George drew back and looked down into the white, closed face. He was holding her up by her hair as she sagged against him. He smiled. "Not quite so full of yourself now, Lady Edgecombe?" he taunted. "And when you've spent a week or so in a jail cell…" He chuckled and spun her to face the door. "Let's go."
In the hall he paused to pull a heavy riding cloak from a hook on the wall and swathed Juliana in its thick and musty folds. She walked as if in a trance as he pushed her ahead of him out of the house and to the stables, Lucien stumbling behind.

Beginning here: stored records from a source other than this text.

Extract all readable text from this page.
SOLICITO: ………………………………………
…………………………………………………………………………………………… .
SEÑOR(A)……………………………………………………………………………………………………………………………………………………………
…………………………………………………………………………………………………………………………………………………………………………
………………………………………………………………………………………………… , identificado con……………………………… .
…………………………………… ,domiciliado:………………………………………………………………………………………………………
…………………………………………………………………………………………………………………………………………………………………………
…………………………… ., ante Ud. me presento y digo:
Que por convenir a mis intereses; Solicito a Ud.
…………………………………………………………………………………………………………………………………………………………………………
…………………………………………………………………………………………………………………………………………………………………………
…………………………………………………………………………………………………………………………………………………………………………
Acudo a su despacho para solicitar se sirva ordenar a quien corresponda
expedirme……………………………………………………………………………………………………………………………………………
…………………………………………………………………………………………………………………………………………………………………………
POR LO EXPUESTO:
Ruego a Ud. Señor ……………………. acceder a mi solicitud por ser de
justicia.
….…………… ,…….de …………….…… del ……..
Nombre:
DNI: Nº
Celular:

The wind still blew cold and damp from the sea, and Juliana was pathetically grateful for the cloak, even though she knew it had been provided not to lessen her miseries but to avoid drawing attention to her. Lucien shivered and shook, and it seemed he had no strength left even to cough.
A groom brought two horses from the stables, saddled them, looking curiously at the trio but knowing better than to say anything in front of his master. He assisted Lucien to mount. Lucien slumped in the saddle like a sack of potatoes, feebly grasping the reins, his head drooping.
George lifted Juliana onto his horse and mounted behind her, holding her securely against him as he gathered up the reins. Juliana tried to hold herself away from the hot, sweaty, triumphant maleness of his body, but he jerked her closer and she yielded before he did anything worse.
They trotted out of the yard and took the road to Forsett Towers.